The authors provide an overview of a model (SSMs) with larger hidden state dimension being more effective but slower, and identify that the recurrent mode is more flexible than the convolution mode, but the latter is more efficient.
The authors propose to leverage properties of modern accelerators (GPUs) to materialize the state h only in more efficient levels of the memory hierarchy. In particular, they attempt to not actually materialize the full state h.
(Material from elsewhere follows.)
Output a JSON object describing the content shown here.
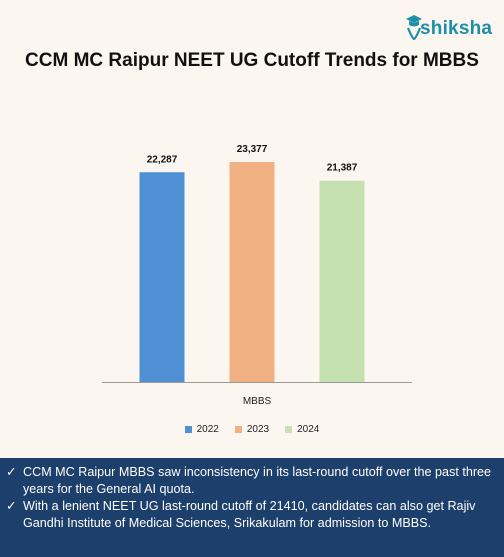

Selective scan layer is illustrated in Figure 1: it is a memory-efficient layer which uses an efficient parallel scan algorithm to avoid sequential recurrence.
The intermediate states, which are necessary for backpropagation, are not stored but recomputed in the backward pass when the inputs are loaded from HBM to SRAM.
The authors state that fused selective scan layer has the same memory requirements as an optimized transformer implementation with FlashAttention.
The authors describe synthetic tasks and state space models, including language, DNA, and audio modeling and generation as examples of their implementation.
To make selective SSMs efficient on modern hardware (GPU) as well, the selection mechanism is designed to overcome the limitations of LTI models.
The authors recognize that one of the core limitations of the usage of SSMs is their computational efficiency, which was why all derivatives used LTI (non-selective) models, most commonly in the form of global convolutions such as S4.
The authors rely on three classical techniques: kernel fusion, parallel scan, and recomputation to address the sequential nature of recurrence, and the large memory usage in SSMs.